Forum OpenACS Q&A: Re: High availability of .LRN under Linux

Collapse
Posted by Andrew Piskorski on
There is no such thing as a 100% available system, and any goal of trying to achieve that is not a real goal. Serious High Availabiltiy people talk about 99.9999% uptime, etc. But without knowing more my best guess is that you don't need anything like that at all, because very few people do.

Just how many users are you planning to serve with that dotLRN instance? How many of them using the site each day? How much does downtime hurt your users? And how important, critical, or irreplacable is the content each user contributes each day? You have to start with those questions first.

Last I heard, PostgreSQL has several asynchronous replication tools that meet some people's needs, and a better asynchronous replication tool (Slony) on the way. It currently does not have anything equivalent to Oracle's Archivelog Mode at all, but the Point in Time Recovery work currently underway should allow building something like it, and there seems to be interest in doing so.

Note that with Oracle properly set up in Archivelog mode, you can, at least in theory, guarantee that you will never lose a committed transaction. With PostgreSQL that is currently not possible. But in reality, how many PostgreSQL or Oracle installations does that really matter to, in practice? Probably not very many. (But the Archivelog feature certainly is nice to have.)

Ask yourself how much data you can afford to lose, and how much time you can afford to lose.

On the data, ask yourself: "Worst case, can I afford to lose all data in my database since my last PostgreSQL backup (typically 1 day's worth)?" If yes, great, just backup nightly like most all OpenACS users do.

On the other hand, if your answer is no, but your answer to the question, "Worst case, can I affored to lose some transactions, maybe a few minutes or a few hours worth?" is yes, then investigate the various current PostgreSQL asynchronous replication tool.

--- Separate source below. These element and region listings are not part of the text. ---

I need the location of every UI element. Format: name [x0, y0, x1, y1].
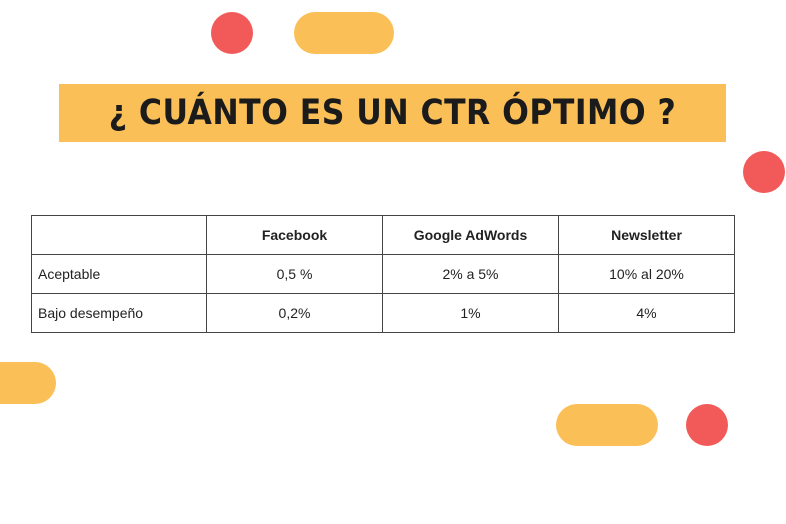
decorative-red-dot-right: [743, 151, 785, 193]
table-header-row: Facebook Google AdWords Newsletter: [31, 215, 735, 255]
table-row: Aceptable 0,5 % 2% a 5% 10% al 20%: [31, 254, 735, 294]
decorative-red-dot-top: [211, 12, 253, 54]
header-google-adwords: Google AdWords: [382, 215, 559, 255]
cell-aceptable-google-adwords: 2% a 5%: [382, 254, 559, 294]
decorative-orange-pill-left: [0, 362, 56, 404]
table-corner-cell: [31, 215, 207, 255]
decorative-red-dot-bottom: [686, 404, 728, 446]
cell-bajo-facebook: 0,2%: [206, 293, 383, 333]
header-newsletter: Newsletter: [558, 215, 735, 255]
cell-bajo-google-adwords: 1%: [382, 293, 559, 333]
decorative-orange-pill-bottom: [556, 404, 658, 446]
decorative-orange-pill-top: [294, 12, 394, 54]
row-label-bajo-desempeno: Bajo desempeño: [31, 293, 207, 333]
ctr-table: Facebook Google AdWords Newsletter Acept…: [31, 215, 735, 333]
title-highlight: [59, 84, 726, 142]
header-facebook: Facebook: [206, 215, 383, 255]
row-label-aceptable: Aceptable: [31, 254, 207, 294]
table-row: Bajo desempeño 0,2% 1% 4%: [31, 293, 735, 333]
cell-bajo-newsletter: 4%: [558, 293, 735, 333]
cell-aceptable-newsletter: 10% al 20%: [558, 254, 735, 294]
cell-aceptable-facebook: 0,5 %: [206, 254, 383, 294]
page-title: ¿ CUÁNTO ES UN CTR ÓPTIMO ?: [108, 93, 677, 133]
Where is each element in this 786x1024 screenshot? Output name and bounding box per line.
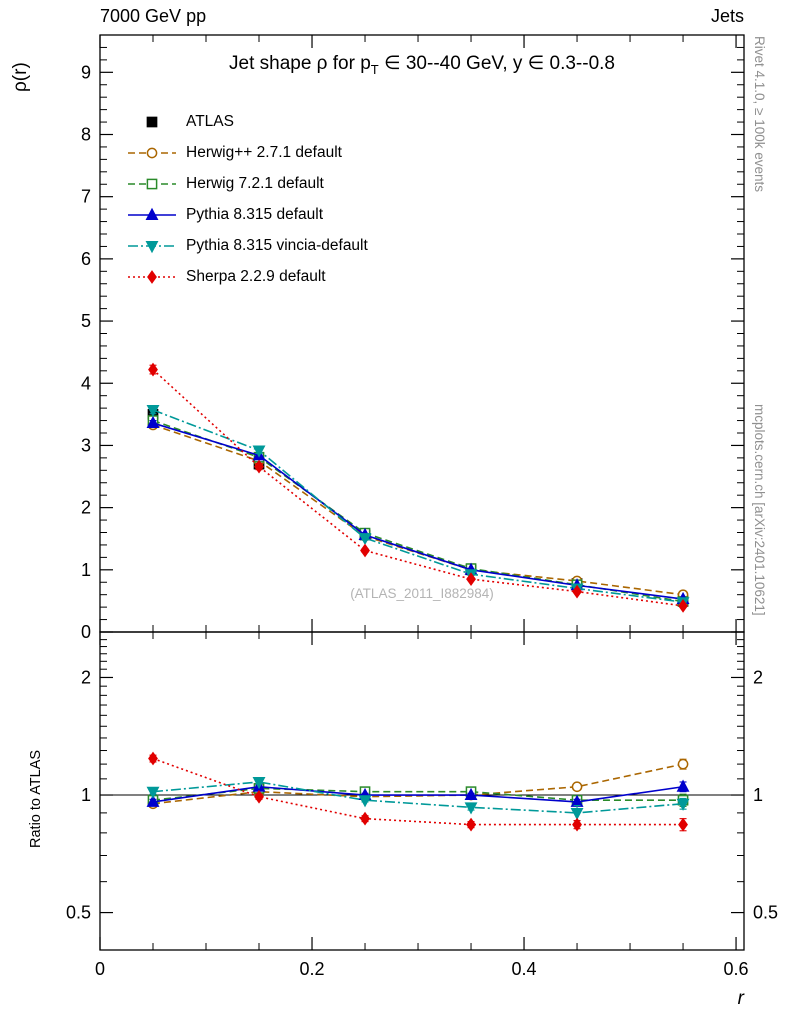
tick-label: 0 — [81, 622, 91, 642]
data-marker — [466, 572, 476, 587]
tick-label: 0 — [95, 959, 105, 979]
legend-item: Pythia 8.315 default — [128, 199, 368, 230]
legend-label: Herwig 7.2.1 default — [186, 174, 324, 192]
legend-label: Sherpa 2.2.9 default — [186, 267, 326, 285]
data-marker — [146, 786, 160, 799]
data-marker — [676, 779, 690, 792]
data-marker — [252, 445, 266, 458]
legend-label: Pythia 8.315 vincia-default — [186, 236, 368, 254]
data-marker — [358, 533, 372, 546]
analysis-id-watermark: (ATLAS_2011_I882984) — [350, 586, 494, 601]
tick-label: 1 — [81, 785, 91, 805]
tick-label: 1 — [753, 785, 763, 805]
legend-swatch — [128, 240, 176, 253]
data-marker — [676, 798, 690, 811]
data-marker — [572, 584, 582, 599]
tick-label: 2 — [753, 667, 763, 687]
legend-item: Pythia 8.315 vincia-default — [128, 230, 368, 261]
tick-label: 2 — [81, 498, 91, 518]
data-marker — [148, 751, 158, 766]
legend-label: Pythia 8.315 default — [186, 205, 324, 223]
legend-swatch — [128, 269, 176, 284]
x-axis-label: r — [737, 988, 744, 1009]
data-marker — [358, 795, 372, 808]
data-marker — [254, 789, 264, 804]
legend-swatch — [128, 178, 176, 189]
data-marker — [146, 178, 158, 189]
plot-title-part: Jet shape ρ for p — [229, 53, 371, 74]
data-marker — [254, 459, 264, 474]
legend-label: Herwig++ 2.7.1 default — [186, 143, 342, 161]
tick-label: 5 — [81, 311, 91, 331]
data-marker — [148, 362, 158, 377]
tick-label: 0.4 — [512, 959, 537, 979]
data-marker — [464, 787, 478, 800]
legend-swatch — [128, 147, 176, 158]
plot-title-part: ∈ 30--40 GeV, y ∈ 0.3--0.8 — [378, 53, 615, 74]
beam-energy-label: 7000 GeV pp — [100, 6, 207, 26]
process-label: Jets — [710, 6, 744, 26]
plot-title-part: T — [370, 61, 379, 77]
plot-title: Jet shape ρ for pT ∈ 30--40 GeV, y ∈ 0.3… — [100, 52, 744, 77]
tick-label: 7 — [81, 187, 91, 207]
data-marker — [146, 405, 160, 418]
rivet-version-note: Rivet 4.1.0, ≥ 100k events — [752, 36, 767, 192]
data-marker — [678, 598, 688, 613]
data-marker — [466, 817, 476, 832]
data-marker — [146, 415, 160, 428]
data-marker — [677, 758, 689, 770]
data-marker — [572, 817, 582, 832]
legend: ATLAS Herwig++ 2.7.1 default Herwig 7.2.1 … — [128, 106, 368, 292]
tick-label: 3 — [81, 435, 91, 455]
tick-label: 4 — [81, 373, 91, 393]
data-marker — [146, 794, 160, 807]
tick-label: 0.2 — [300, 959, 325, 979]
legend-item: Sherpa 2.2.9 default — [128, 261, 368, 292]
tick-label: 0.6 — [724, 959, 749, 979]
tick-label: 8 — [81, 125, 91, 145]
legend-swatch — [128, 207, 176, 220]
data-marker — [360, 811, 370, 826]
data-marker — [678, 817, 688, 832]
legend-swatch — [146, 116, 158, 127]
data-marker — [145, 240, 159, 253]
data-marker — [252, 777, 266, 790]
data-marker — [570, 807, 584, 821]
data-marker — [146, 116, 158, 127]
data-marker — [147, 269, 157, 284]
tick-label: 9 — [81, 62, 91, 82]
data-marker — [571, 781, 583, 793]
legend-item: Herwig 7.2.1 default — [128, 168, 368, 199]
tick-label: 2 — [81, 667, 91, 687]
data-marker — [146, 147, 158, 158]
data-marker — [464, 802, 478, 815]
legend-item: Herwig++ 2.7.1 default — [128, 137, 368, 168]
data-marker — [360, 543, 370, 558]
legend-label: ATLAS — [186, 112, 234, 130]
tick-label: 1 — [81, 560, 91, 580]
mcplots-arxiv-note: mcplots.cern.ch [arXiv:2401.10621] — [752, 404, 767, 616]
tick-label: 0.5 — [753, 903, 778, 923]
legend-item: ATLAS — [128, 106, 368, 137]
data-marker — [145, 207, 159, 220]
tick-label: 6 — [81, 249, 91, 269]
tick-label: 0.5 — [66, 903, 91, 923]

But in the unlikely event that your answer really is, "No, I can't afford to ever lose a transaction, no matter what.", then you should not be using PostgreSQL. You need to use Oracle (or something equivalent), and you need to put a whole lot more time, money, and thought into the problem.

In all cases, make sure you have good backups, and a good procedure for bringing up a new website using them, preferably on a spare machine. If you can't afford to be down for very long, there are various Linux High Availability tools that can help you fail over to a backup server, etc. Googling should find them. So far I havn't heard of anyone at all doing that sort of stuff with OpenACS, but it should be feasible.